They like zucchini...



One of the berried cherries:



That's it for now. Hopefully everything goes well and the colony grows...


----------



## crazy72 (Apr 22, 2010)

Quick update. The tank has now been up for 3 months, and everything is going well. Still only cherries / fire reds. I started with about 30 and I figure there must be about 100 now, including shrimplets. I could count about 60 when I last fed them. And I know there are always many more in the plants and rocks that I can't see.

I used to find a dead one every week or so for the first month or 2, but I haven't found any in about a month now. Either things have become more stable, or the plants have grown enough that I don't see the dead shrimp anymore!

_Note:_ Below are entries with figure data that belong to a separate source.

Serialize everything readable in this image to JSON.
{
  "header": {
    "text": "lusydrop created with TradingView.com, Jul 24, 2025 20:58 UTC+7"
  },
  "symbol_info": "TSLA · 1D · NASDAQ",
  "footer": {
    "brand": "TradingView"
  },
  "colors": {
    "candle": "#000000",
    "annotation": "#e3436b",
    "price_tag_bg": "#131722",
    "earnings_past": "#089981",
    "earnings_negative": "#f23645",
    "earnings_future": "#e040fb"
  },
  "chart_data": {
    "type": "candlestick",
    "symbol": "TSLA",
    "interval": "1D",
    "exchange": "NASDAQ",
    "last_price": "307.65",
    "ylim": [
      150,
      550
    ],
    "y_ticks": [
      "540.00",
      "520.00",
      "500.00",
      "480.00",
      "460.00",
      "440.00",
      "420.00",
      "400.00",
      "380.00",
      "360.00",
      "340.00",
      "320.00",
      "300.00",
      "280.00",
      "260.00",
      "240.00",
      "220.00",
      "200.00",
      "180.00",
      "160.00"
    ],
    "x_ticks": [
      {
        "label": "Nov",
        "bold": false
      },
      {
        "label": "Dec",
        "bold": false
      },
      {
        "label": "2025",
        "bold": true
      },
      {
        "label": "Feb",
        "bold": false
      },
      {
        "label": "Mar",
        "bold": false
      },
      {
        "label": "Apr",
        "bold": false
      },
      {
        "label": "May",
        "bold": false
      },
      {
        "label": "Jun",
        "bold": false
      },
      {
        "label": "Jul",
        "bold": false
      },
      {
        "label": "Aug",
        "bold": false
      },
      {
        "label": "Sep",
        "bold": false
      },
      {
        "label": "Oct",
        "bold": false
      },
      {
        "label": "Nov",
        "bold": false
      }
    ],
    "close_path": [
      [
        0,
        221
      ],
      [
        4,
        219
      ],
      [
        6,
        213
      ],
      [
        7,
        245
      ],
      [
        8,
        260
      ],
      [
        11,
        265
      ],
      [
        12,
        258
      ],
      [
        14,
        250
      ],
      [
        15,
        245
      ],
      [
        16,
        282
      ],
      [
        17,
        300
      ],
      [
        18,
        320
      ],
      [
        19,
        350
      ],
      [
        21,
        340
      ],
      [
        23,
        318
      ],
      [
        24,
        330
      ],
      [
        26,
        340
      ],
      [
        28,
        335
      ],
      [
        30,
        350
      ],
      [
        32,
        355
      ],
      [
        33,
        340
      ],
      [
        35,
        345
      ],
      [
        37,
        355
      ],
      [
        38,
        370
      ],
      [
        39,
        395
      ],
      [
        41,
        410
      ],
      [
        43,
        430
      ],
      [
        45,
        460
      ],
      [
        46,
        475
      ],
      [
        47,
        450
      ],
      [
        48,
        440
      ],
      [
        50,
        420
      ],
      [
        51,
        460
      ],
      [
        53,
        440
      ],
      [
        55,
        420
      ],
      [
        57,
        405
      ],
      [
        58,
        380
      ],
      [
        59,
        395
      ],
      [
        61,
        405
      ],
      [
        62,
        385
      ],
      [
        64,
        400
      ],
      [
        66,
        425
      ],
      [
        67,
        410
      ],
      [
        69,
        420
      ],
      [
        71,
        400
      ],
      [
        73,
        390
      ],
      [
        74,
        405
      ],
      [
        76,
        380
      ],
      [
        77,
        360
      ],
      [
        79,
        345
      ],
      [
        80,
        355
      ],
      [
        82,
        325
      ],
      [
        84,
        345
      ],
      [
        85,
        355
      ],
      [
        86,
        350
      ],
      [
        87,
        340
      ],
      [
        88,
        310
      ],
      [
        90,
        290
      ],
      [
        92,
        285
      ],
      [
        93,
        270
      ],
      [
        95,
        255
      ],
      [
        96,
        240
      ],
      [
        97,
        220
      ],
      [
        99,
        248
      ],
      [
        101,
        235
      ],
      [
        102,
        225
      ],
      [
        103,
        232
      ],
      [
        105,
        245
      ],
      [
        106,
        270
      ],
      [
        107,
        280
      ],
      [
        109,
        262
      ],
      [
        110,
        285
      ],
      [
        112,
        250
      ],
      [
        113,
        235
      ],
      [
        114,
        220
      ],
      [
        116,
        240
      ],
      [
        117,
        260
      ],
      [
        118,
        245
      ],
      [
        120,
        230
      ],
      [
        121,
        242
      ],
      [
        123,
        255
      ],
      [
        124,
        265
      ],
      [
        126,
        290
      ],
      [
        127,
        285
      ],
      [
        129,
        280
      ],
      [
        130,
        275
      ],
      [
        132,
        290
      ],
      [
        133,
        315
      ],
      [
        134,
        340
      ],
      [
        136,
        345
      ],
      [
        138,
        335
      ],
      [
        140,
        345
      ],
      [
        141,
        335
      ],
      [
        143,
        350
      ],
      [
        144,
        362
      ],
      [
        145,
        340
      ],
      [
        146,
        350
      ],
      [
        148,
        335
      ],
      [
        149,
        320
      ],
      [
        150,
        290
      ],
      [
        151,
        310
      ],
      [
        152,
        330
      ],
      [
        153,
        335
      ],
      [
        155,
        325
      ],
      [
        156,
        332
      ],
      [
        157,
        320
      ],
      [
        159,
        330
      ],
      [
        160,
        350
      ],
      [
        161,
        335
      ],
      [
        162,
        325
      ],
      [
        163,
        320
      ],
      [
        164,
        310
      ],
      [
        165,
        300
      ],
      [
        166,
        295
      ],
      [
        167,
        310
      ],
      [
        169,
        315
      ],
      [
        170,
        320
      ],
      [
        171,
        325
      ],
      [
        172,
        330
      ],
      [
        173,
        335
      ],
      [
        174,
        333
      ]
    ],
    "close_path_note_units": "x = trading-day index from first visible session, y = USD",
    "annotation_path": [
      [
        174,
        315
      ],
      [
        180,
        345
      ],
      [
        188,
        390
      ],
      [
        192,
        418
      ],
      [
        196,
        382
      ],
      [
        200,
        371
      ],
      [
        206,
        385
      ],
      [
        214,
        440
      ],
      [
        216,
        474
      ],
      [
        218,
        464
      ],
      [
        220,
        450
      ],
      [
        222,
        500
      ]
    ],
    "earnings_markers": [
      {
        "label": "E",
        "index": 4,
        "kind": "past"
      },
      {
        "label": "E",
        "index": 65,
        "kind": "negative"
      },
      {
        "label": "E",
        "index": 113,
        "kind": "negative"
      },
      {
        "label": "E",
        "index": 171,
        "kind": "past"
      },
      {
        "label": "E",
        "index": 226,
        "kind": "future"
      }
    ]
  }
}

The Java moss has grown a lot, to the point where I'll soon need to trim it because it'll hide half of the tank.



One of the adults. I seem to have about 4 pregnant females at any point in time.


----------



## tony1928 (Apr 22, 2010)

Time for a full tank shot of that fancy Fluval setup Franck!


----------



## 2wheelsx2 (Apr 21, 2010)

Can't believe I missed this thread originally. Great looking tank Franck. My guess is that the population is large enough and the plants dense enough that they are cannibalizing the dead faster than you can find them. I only ever find dead shrimp in bare bottom tanks.

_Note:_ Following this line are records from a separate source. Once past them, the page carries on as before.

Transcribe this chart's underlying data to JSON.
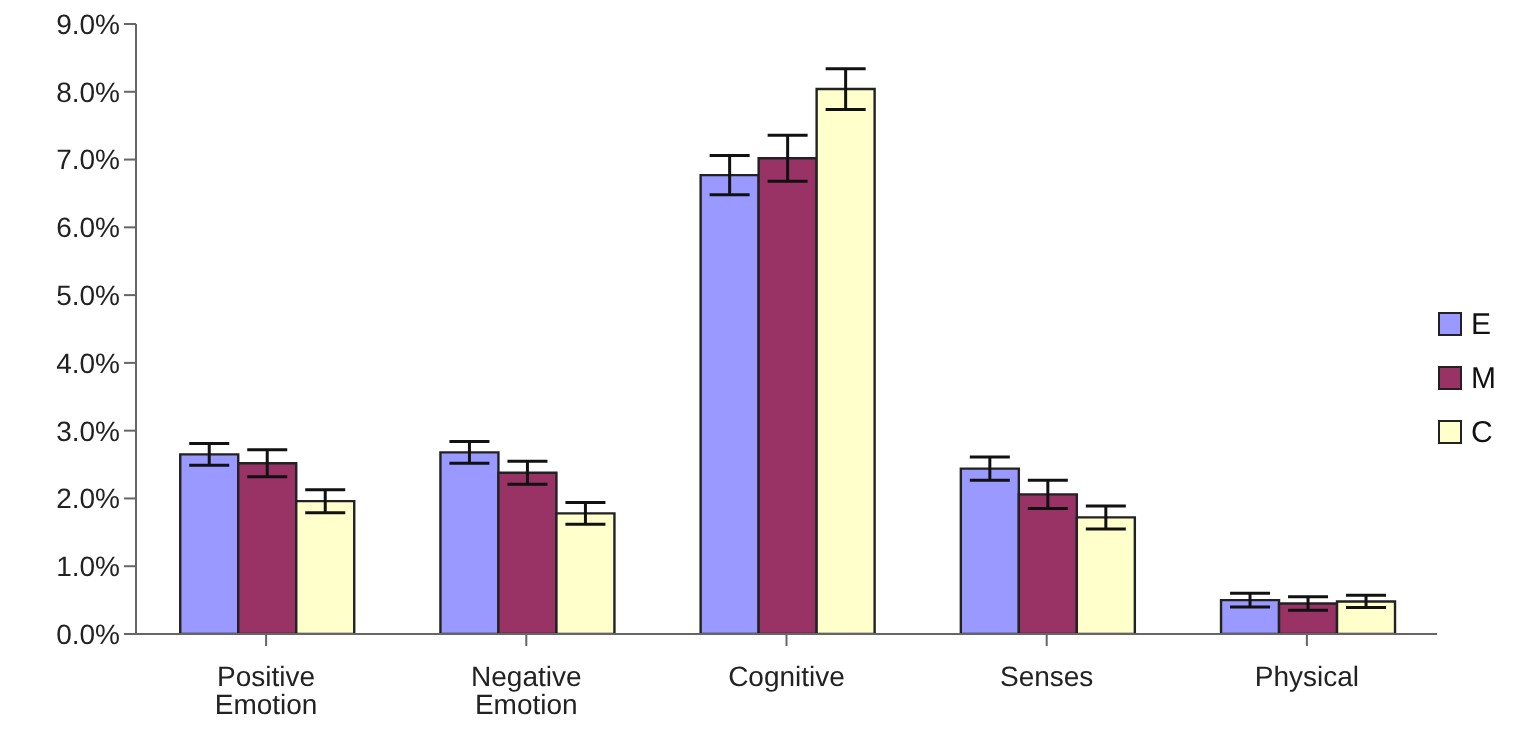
{
  "chart_data": {
    "type": "bar",
    "categories": [
      "Positive Emotion",
      "Negative Emotion",
      "Cognitive",
      "Senses",
      "Physical"
    ],
    "series": [
      {
        "name": "E",
        "color": "#9999ff",
        "values": [
          2.65,
          2.68,
          6.77,
          2.44,
          0.5
        ],
        "errors": [
          0.16,
          0.16,
          0.29,
          0.17,
          0.1
        ]
      },
      {
        "name": "M",
        "color": "#993366",
        "values": [
          2.52,
          2.38,
          7.02,
          2.06,
          0.45
        ],
        "errors": [
          0.2,
          0.17,
          0.34,
          0.21,
          0.1
        ]
      },
      {
        "name": "C",
        "color": "#ffffcc",
        "values": [
          1.96,
          1.78,
          8.04,
          1.72,
          0.48
        ],
        "errors": [
          0.17,
          0.16,
          0.3,
          0.17,
          0.09
        ]
      }
    ],
    "ylim": [
      0,
      9
    ],
    "yticks": [
      {
        "value": 0,
        "label": "0.0%"
      },
      {
        "value": 1,
        "label": "1.0%"
      },
      {
        "value": 2,
        "label": "2.0%"
      },
      {
        "value": 3,
        "label": "3.0%"
      },
      {
        "value": 4,
        "label": "4.0%"
      },
      {
        "value": 5,
        "label": "5.0%"
      },
      {
        "value": 6,
        "label": "6.0%"
      },
      {
        "value": 7,
        "label": "7.0%"
      },
      {
        "value": 8,
        "label": "8.0%"
      },
      {
        "value": 9,
        "label": "9.0%"
      }
    ],
    "grid": false,
    "legend": "right"
  }
}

Oh, and by the way, if you want a baby King Tiger to spice up that tank Franck, let me know. Same deal as the shrimp.


----------



## crazy72 (Apr 22, 2010)

tony1928 said:


> Time for a full tank shot of that fancy Fluval setup Franck!

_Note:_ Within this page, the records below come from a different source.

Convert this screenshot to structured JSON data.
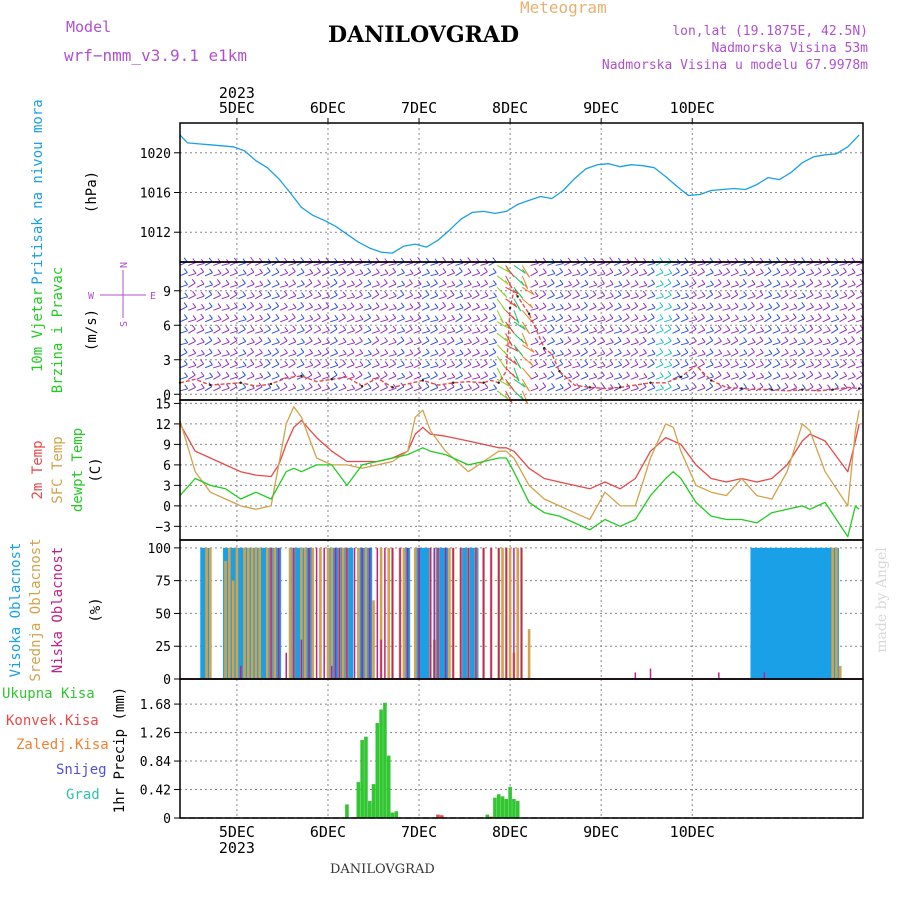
{
  "header": {
    "model_label": "Model",
    "model_name": "wrf−nmm_v3.9.1  e1km",
    "title": "DANILOVGRAD",
    "meteogram": "Meteogram",
    "lonlat": "lon,lat (19.1875E, 42.5N)",
    "visina": "Nadmorska Visina 53m",
    "visina_model": "Nadmorska Visina u modelu 67.9978m",
    "footer": "DANILOVGRAD",
    "watermark": "made by Angel"
  },
  "colors": {
    "pressure": "#1aa0e6",
    "temp2m": "#e84a4a",
    "sfc": "#d4a24a",
    "dewpt": "#22cc22",
    "visoka": "#1aa0e6",
    "srednja": "#d4a24a",
    "niska": "#c0208a",
    "ukupna": "#33c633",
    "konvek": "#e84a4a",
    "zaledj": "#f08030",
    "snijeg": "#5050e0",
    "grad": "#30c0b0",
    "magenta": "#b050d0"
  },
  "time_axis": {
    "top_year": "2023",
    "bottom_year": "2023",
    "days": [
      "5DEC",
      "6DEC",
      "7DEC",
      "8DEC",
      "9DEC",
      "10DEC"
    ]
  },
  "chart_data": [
    {
      "type": "line",
      "panel": "pressure",
      "ylabel": "Pritisak na nivou mora",
      "unit": "(hPa)",
      "yticks": [
        "1012",
        "1016",
        "1020"
      ],
      "ylim": [
        1009,
        1023
      ],
      "x_hours": [
        0,
        2,
        5,
        8,
        11,
        14,
        17,
        20,
        23,
        26,
        29,
        32,
        35,
        38,
        41,
        44,
        47,
        50,
        53,
        56,
        59,
        62,
        65,
        68,
        71,
        74,
        77,
        80,
        83,
        86,
        89,
        92,
        95,
        98,
        101,
        104,
        107,
        110,
        113,
        116,
        119,
        122,
        125,
        128,
        131,
        134,
        137,
        140,
        143,
        146,
        149,
        152,
        155,
        158,
        161,
        164,
        167,
        170,
        173,
        176,
        179
      ],
      "values": [
        1021.8,
        1021.0,
        1020.9,
        1020.8,
        1020.7,
        1020.6,
        1020.2,
        1019.2,
        1018.5,
        1017.4,
        1016.0,
        1014.5,
        1013.7,
        1013.2,
        1012.6,
        1011.8,
        1011.0,
        1010.4,
        1010.0,
        1009.9,
        1010.6,
        1010.8,
        1010.5,
        1011.2,
        1012.2,
        1013.3,
        1014.0,
        1014.1,
        1013.9,
        1014.1,
        1014.8,
        1015.2,
        1015.6,
        1015.4,
        1016.2,
        1017.4,
        1018.4,
        1018.8,
        1018.9,
        1018.6,
        1018.8,
        1018.7,
        1018.5,
        1017.6,
        1016.6,
        1015.7,
        1015.8,
        1016.2,
        1016.3,
        1016.4,
        1016.3,
        1016.8,
        1017.5,
        1017.3,
        1018.0,
        1019.0,
        1019.6,
        1019.8,
        1019.9,
        1020.6,
        1021.8
      ]
    },
    {
      "type": "line",
      "panel": "wind",
      "ylabel": "10m Vjetar Brzina i Pravac",
      "unit": "(m/s)",
      "compass": "N / E / S / W",
      "yticks": [
        "0",
        "3",
        "6",
        "9"
      ],
      "ylim": [
        -0.5,
        11.5
      ],
      "x_hours": [
        0,
        4,
        8,
        12,
        16,
        20,
        24,
        28,
        32,
        36,
        40,
        44,
        48,
        52,
        56,
        60,
        64,
        68,
        72,
        76,
        80,
        82,
        84,
        86,
        87,
        88,
        89,
        90,
        92,
        94,
        96,
        98,
        100,
        104,
        108,
        112,
        116,
        120,
        124,
        128,
        132,
        136,
        140,
        144,
        148,
        152,
        156,
        160,
        164,
        168,
        172,
        176,
        179
      ],
      "values": [
        1.0,
        1.3,
        0.8,
        0.9,
        1.0,
        0.7,
        0.9,
        1.4,
        1.6,
        1.1,
        1.3,
        1.5,
        0.7,
        1.4,
        0.6,
        0.9,
        1.2,
        0.8,
        1.0,
        1.1,
        1.0,
        1.2,
        1.0,
        2.0,
        7.5,
        9.0,
        8.5,
        8.0,
        7.0,
        5.5,
        4.0,
        3.5,
        2.0,
        0.8,
        0.6,
        0.5,
        0.6,
        0.8,
        1.0,
        1.0,
        1.5,
        2.5,
        1.2,
        0.6,
        0.5,
        0.4,
        0.4,
        0.3,
        0.4,
        0.3,
        0.4,
        0.6,
        0.5
      ]
    },
    {
      "type": "line",
      "panel": "temperature",
      "unit": "(C)",
      "yticks": [
        "−3",
        "0",
        "3",
        "6",
        "9",
        "12",
        "15"
      ],
      "ylim": [
        -5,
        15.5
      ],
      "x_hours": [
        0,
        4,
        8,
        12,
        16,
        20,
        24,
        26,
        28,
        30,
        32,
        36,
        40,
        44,
        48,
        52,
        56,
        60,
        62,
        64,
        66,
        70,
        76,
        80,
        84,
        86,
        88,
        92,
        96,
        100,
        104,
        108,
        112,
        116,
        120,
        124,
        128,
        130,
        132,
        136,
        140,
        144,
        148,
        152,
        156,
        160,
        164,
        166,
        170,
        176,
        178,
        179
      ],
      "series": [
        {
          "name": "2m Temp",
          "color_key": "temp2m",
          "values": [
            12.0,
            8.0,
            7.0,
            6.0,
            5.0,
            4.5,
            4.3,
            6.0,
            9.0,
            11.5,
            12.5,
            10.0,
            8.0,
            6.5,
            6.5,
            6.5,
            7.0,
            8.0,
            10.5,
            11.5,
            10.5,
            10.2,
            9.5,
            9.0,
            8.5,
            8.5,
            8.0,
            5.5,
            4.0,
            3.5,
            3.0,
            2.5,
            3.5,
            2.5,
            4.0,
            8.0,
            10.0,
            9.5,
            9.0,
            6.0,
            4.0,
            3.5,
            4.0,
            3.5,
            4.0,
            6.0,
            9.5,
            10.5,
            9.5,
            5.0,
            9.5,
            12.0
          ]
        },
        {
          "name": "SFC Temp",
          "color_key": "sfc",
          "values": [
            12.5,
            5.0,
            2.0,
            1.0,
            0.0,
            -0.5,
            0.0,
            6.0,
            12.0,
            14.5,
            13.0,
            7.0,
            6.0,
            6.0,
            5.5,
            6.0,
            6.5,
            8.0,
            13.0,
            14.0,
            11.0,
            8.0,
            5.0,
            6.5,
            8.0,
            8.0,
            7.0,
            3.0,
            1.0,
            0.0,
            -1.0,
            -2.0,
            2.0,
            0.0,
            0.0,
            7.0,
            12.0,
            11.5,
            8.0,
            3.0,
            2.0,
            1.5,
            4.0,
            1.5,
            1.0,
            5.0,
            12.0,
            11.0,
            5.0,
            0.0,
            11.0,
            14.0
          ]
        },
        {
          "name": "dewpt Temp",
          "color_key": "dewpt",
          "values": [
            1.5,
            4.0,
            3.0,
            2.5,
            1.0,
            2.0,
            1.0,
            3.0,
            5.0,
            5.5,
            5.0,
            6.0,
            6.0,
            3.0,
            6.0,
            6.5,
            7.0,
            7.5,
            8.0,
            8.5,
            8.0,
            7.5,
            6.0,
            6.5,
            7.0,
            7.0,
            5.0,
            0.5,
            -1.0,
            -1.5,
            -2.5,
            -3.5,
            -2.0,
            -3.0,
            -2.0,
            1.5,
            4.0,
            5.0,
            4.0,
            0.5,
            -1.5,
            -2.0,
            -2.0,
            -2.5,
            -1.0,
            -0.5,
            0.0,
            -0.5,
            0.5,
            -4.5,
            0.0,
            -0.5
          ]
        }
      ]
    },
    {
      "type": "bar",
      "panel": "clouds",
      "unit": "(%)",
      "yticks": [
        "0",
        "25",
        "50",
        "75",
        "100"
      ],
      "ylim": [
        0,
        106
      ],
      "series": [
        {
          "name": "Visoka Oblacnost",
          "color_key": "visoka",
          "x_hours": [
            6,
            7,
            12,
            13,
            14,
            15,
            16,
            17,
            18,
            19,
            20,
            21,
            22,
            23,
            24,
            25,
            26,
            30,
            31,
            32,
            33,
            34,
            40,
            41,
            42,
            43,
            44,
            45,
            48,
            49,
            50,
            60,
            63,
            64,
            65,
            68,
            69,
            70,
            75,
            76,
            77,
            78,
            151,
            152,
            153,
            154,
            155,
            156,
            157,
            158,
            159,
            160,
            161,
            162,
            163,
            164,
            165,
            166,
            167,
            168,
            169,
            170,
            171,
            172,
            173
          ],
          "values": [
            100,
            100,
            100,
            100,
            100,
            100,
            100,
            100,
            100,
            100,
            100,
            100,
            100,
            100,
            100,
            100,
            100,
            100,
            100,
            100,
            100,
            100,
            100,
            100,
            100,
            100,
            100,
            100,
            100,
            100,
            100,
            100,
            100,
            100,
            100,
            100,
            100,
            100,
            100,
            100,
            100,
            100,
            100,
            100,
            100,
            100,
            100,
            100,
            100,
            100,
            100,
            100,
            100,
            100,
            100,
            100,
            100,
            100,
            100,
            100,
            100,
            100,
            100,
            100,
            100
          ]
        },
        {
          "name": "Srednja Oblacnost",
          "color_key": "srednja",
          "x_hours": [
            7,
            8,
            12,
            13,
            14,
            15,
            17,
            18,
            19,
            20,
            21,
            23,
            24,
            25,
            29,
            30,
            32,
            33,
            35,
            37,
            39,
            40,
            42,
            43,
            44,
            47,
            49,
            51,
            53,
            55,
            56,
            58,
            59,
            62,
            66,
            67,
            68,
            71,
            72,
            74,
            76,
            78,
            80,
            82,
            84,
            85,
            86,
            87,
            88,
            89,
            90,
            92,
            172,
            173,
            174
          ],
          "values": [
            100,
            100,
            90,
            100,
            75,
            100,
            100,
            100,
            100,
            100,
            100,
            100,
            100,
            100,
            100,
            100,
            100,
            100,
            100,
            100,
            100,
            100,
            100,
            100,
            100,
            100,
            100,
            60,
            100,
            100,
            100,
            100,
            100,
            100,
            100,
            30,
            100,
            100,
            100,
            100,
            100,
            100,
            100,
            100,
            100,
            100,
            100,
            100,
            20,
            100,
            100,
            38,
            100,
            100,
            10
          ]
        },
        {
          "name": "Niska Oblacnost",
          "color_key": "niska",
          "x_hours": [
            16,
            24,
            26,
            28,
            30,
            32,
            34,
            36,
            38,
            40,
            41,
            42,
            44,
            46,
            48,
            50,
            52,
            53,
            54,
            56,
            58,
            60,
            63,
            66,
            67,
            68,
            70,
            72,
            74,
            76,
            78,
            80,
            82,
            84,
            86,
            88,
            90,
            120,
            124,
            142,
            154
          ],
          "values": [
            10,
            100,
            100,
            20,
            100,
            30,
            100,
            100,
            100,
            10,
            100,
            100,
            100,
            100,
            100,
            100,
            100,
            30,
            100,
            100,
            100,
            100,
            100,
            100,
            100,
            100,
            100,
            100,
            100,
            100,
            100,
            100,
            100,
            100,
            100,
            100,
            100,
            5,
            8,
            5,
            5
          ]
        }
      ]
    },
    {
      "type": "bar",
      "panel": "precip",
      "unit": "1hr Precip (mm)",
      "yticks": [
        "0",
        "0.42",
        "0.84",
        "1.26",
        "1.68"
      ],
      "ylim": [
        0,
        2.05
      ],
      "series": [
        {
          "name": "Ukupna Kisa",
          "color_key": "ukupna",
          "x_hours": [
            44,
            47,
            48,
            49,
            50,
            51,
            52,
            53,
            54,
            55,
            56,
            57,
            81,
            83,
            84,
            85,
            86,
            87,
            88,
            89
          ],
          "values": [
            0.2,
            0.53,
            1.15,
            1.2,
            0.25,
            0.5,
            1.4,
            1.6,
            1.7,
            0.92,
            0.08,
            0.1,
            0.05,
            0.3,
            0.35,
            0.32,
            0.28,
            0.46,
            0.28,
            0.25
          ]
        },
        {
          "name": "Konvek.Kisa",
          "color_key": "konvek",
          "x_hours": [
            68,
            69,
            82
          ],
          "values": [
            0.05,
            0.04,
            0.02
          ]
        },
        {
          "name": "Zaledj.Kisa",
          "color_key": "zaledj",
          "x_hours": [],
          "values": []
        },
        {
          "name": "Snijeg",
          "color_key": "snijeg",
          "x_hours": [],
          "values": []
        },
        {
          "name": "Grad",
          "color_key": "grad",
          "x_hours": [],
          "values": []
        }
      ]
    }
  ],
  "axis_labels": {
    "pressure": "Pritisak na nivou mora",
    "pressure_unit": "(hPa)",
    "wind_a": "10m Vjetar",
    "wind_b": "Brzina i Pravac",
    "wind_unit": "(m/s)",
    "compass_w": "W",
    "compass_e": "E",
    "compass_n": "N",
    "compass_s": "S",
    "temp2m": "2m Temp",
    "sfc": "SFC Temp",
    "dewpt": "dewpt Temp",
    "temp_unit": "(C)",
    "visoka": "Visoka Oblacnost",
    "srednja": "Srednja Oblacnost",
    "niska": "Niska Oblacnost",
    "cloud_unit": "(%)",
    "ukupna": "Ukupna Kisa",
    "konvek": "Konvek.Kisa",
    "zaledj": "Zaledj.Kisa",
    "snijeg": "Snijeg",
    "grad": "Grad",
    "precip_unit": "1hr Precip (mm)"
  }
}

Hey Tony. Ask and you shall receive. Check out my (other) thank journal. Link in my signature.



2wheelsx2 said:


> Can't believe I missed this thread originally. Great looking tank Franck. My guess is that the population is large enough and the plants dense enough that they are cannibalizing the dead faster than you can find them. I only ever find dead shrimp in bare bottom tanks.
> 
> Oh, and by the way, if you want a baby King Tiger to spice up that tank Franck, let me know. Same deal as the shrimp.


Very nice of you, Gary. Thanks. I think I'll pass for now. I want to keep this as low maintenance as possible. Not even doing water changes at the moment!


----------



## eternity302 (Apr 22, 2010)

God Gary is generous as hell like usual!

nice tank =) I'm still trying to breed the shrimps Gary gave me. but has been difficult with fish around!


----------



## crazy72 (Apr 22, 2010)

eternity302 said:


> God Gary is generous as hell like usual!
> 
> nice tank =) I'm still trying to breed the shrimps Gary gave me. but has been difficult with fish around!


Thanks. Yes, I toyed with the temptation to add fish. And perhaps I will eventually, when the colony is fully established. Although I'll might have to do it while my son is asleep because he is adamant that he doesn't want to risk it.


----------



## eternity302 (Apr 22, 2010)

From current experience. Don't add fish~
Why =_= cuz i couldn't fish a single fish out today.. there's about 20... and i gave up after 30 minutes.. i just couldn't wreck my plants lOL!


----------